I'm obsessed with hoaxes lately, and our ability to admit what we don't know.  This is a wonderful art quiz.  Can you tell the masterpiece from the hoax?  I scored a 67%.  This is a similar quiz.  Again I scored a 67%.

Visual arts not your thing?  Try this prose quiz, and distinguish snippets of Faulkner from a bad machine translation of German.  I was more disappointed this time, because I scored only a 75% score, and I thought I could do better than that with an author I like very much.

9 comments:

E Hines said...

I got 67% on the art, also. Maybe the fix is in. Or the artists really are only marginally distinguishable from animals and other amateurs.

Eric Hines

Grim said...

67% here as well. I took the general methodology of marking "fake" anything that looked computer-generated. That didn't improve or degrade the score.

Anonymous said...

Context is everything- who was the person who deemed it "art" in the first place? A lot of modern art is the case of the King with No Clothes.

Gringo said...

I got 8% on the Faulkner. I guess there was a reason why I didn't major in English....

Texan99 said...

"who was the person who deemed it "art" in the first place?" -- Yes, that's the quizzer's point, I think. What makes us call it "art" if we can't tell it from scribbles without the authoritative teaching of critics? The quizzes are a way of saying that the Emperor has no clothes.
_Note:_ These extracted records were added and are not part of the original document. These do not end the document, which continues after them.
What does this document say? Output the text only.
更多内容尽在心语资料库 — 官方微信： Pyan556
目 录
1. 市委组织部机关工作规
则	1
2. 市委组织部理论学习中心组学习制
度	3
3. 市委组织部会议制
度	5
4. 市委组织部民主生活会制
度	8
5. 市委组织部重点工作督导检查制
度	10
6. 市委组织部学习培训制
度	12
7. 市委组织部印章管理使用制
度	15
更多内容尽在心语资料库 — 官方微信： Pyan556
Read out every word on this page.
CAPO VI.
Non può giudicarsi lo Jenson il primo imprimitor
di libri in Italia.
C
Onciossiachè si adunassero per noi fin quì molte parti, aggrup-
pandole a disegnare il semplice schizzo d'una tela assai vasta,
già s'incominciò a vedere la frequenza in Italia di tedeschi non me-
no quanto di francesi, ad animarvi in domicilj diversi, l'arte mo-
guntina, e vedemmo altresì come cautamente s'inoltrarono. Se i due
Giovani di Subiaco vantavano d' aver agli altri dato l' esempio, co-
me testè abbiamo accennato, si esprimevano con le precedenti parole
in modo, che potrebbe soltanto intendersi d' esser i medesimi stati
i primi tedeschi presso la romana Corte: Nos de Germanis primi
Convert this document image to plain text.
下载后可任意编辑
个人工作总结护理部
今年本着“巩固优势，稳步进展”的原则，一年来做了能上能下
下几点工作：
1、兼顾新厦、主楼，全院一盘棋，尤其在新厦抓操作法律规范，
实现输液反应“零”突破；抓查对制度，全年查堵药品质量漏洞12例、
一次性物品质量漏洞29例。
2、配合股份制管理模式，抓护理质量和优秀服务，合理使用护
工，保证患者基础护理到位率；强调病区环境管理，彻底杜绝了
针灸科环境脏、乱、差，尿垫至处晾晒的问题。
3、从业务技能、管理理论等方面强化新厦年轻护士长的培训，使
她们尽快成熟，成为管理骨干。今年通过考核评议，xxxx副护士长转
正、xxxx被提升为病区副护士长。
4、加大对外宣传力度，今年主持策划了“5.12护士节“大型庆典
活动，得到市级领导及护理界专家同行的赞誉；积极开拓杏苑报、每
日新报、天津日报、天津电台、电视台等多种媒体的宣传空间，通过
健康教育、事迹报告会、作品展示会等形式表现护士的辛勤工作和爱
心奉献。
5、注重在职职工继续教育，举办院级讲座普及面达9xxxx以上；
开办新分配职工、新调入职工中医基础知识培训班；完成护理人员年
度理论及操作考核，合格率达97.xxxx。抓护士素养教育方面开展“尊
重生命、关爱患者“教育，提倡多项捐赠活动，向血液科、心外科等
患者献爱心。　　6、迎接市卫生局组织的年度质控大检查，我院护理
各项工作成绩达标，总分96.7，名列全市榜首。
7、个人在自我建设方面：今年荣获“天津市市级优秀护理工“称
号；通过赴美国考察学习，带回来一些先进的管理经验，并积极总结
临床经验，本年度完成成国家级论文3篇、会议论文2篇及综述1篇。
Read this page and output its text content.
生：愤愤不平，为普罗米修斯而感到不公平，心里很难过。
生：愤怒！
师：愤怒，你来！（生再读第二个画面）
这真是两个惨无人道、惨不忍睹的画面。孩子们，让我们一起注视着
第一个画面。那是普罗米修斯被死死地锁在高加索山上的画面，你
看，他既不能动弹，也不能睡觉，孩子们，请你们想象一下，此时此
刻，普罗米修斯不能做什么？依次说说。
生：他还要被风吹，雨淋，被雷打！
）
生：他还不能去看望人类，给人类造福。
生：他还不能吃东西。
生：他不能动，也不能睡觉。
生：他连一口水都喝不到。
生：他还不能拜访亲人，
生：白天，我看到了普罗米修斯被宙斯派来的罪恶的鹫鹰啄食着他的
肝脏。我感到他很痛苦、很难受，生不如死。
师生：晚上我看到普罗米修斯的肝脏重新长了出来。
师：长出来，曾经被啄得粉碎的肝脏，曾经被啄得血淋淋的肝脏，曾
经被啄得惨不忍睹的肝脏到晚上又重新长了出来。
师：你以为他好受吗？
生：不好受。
I'm pretty sure none of us would have had any difficulty distinguishing the work of animals from humans in pre-1900 art.

E Hines said...

I'm pretty sure none of us would have had any difficulty distinguishing the work of animals from humans in pre-1900 art.

??

Are you suggesting that animals weren't generating art before the 20th century?

[g]

Eric Hines

Eric Blair said...

I did 100% correct on the Art, but then I actually go to a major art museum regularly, and go to the modern galleries simply to make fun of the stuff.

I get what the early abstract artists were trying to do, but nearly all of them started out being trained in representational art, and then tried something else.

These days, 'modern' art is an inchoate mess of stale ideas. The bourgeoisie cannot be shocked anymore.

douglas said...

75% on the first test, but only 58% on the 'abstract vs. bremen artists' test. I wonder about the test, though- I got the Mondrian wrong- and I know Mondrian, but thought it too imbalanced- I suspect it's not considered one of Mondrian's best. Remember, great artists make bad works too, we just don't normally look at them, but if you select those, they might not rate so well. On the other hand, I do believe a lot of 'art' is really cultural and not true aesthetics.

Eric, you're right on- I don't much like Picasso's works, but when I was in Luzern travelling as a student I visited a museum there that had a great many Picasso's. There were many sketches and early works, and you could see that he had the classical chops, so he could have done traditional art, and chose not to. Today's modern artist all to often have none of those skills, and the reliance on shock and 'one-liners'.

Texan99 said...

I got the Mondrian wrong, partly because no Mondrian does anything for me, and partly because it seemed an obvious example of one that would be easy to fake, so I was overthinking the test.

Did anyone take the Faulkner test besides Gringo and me?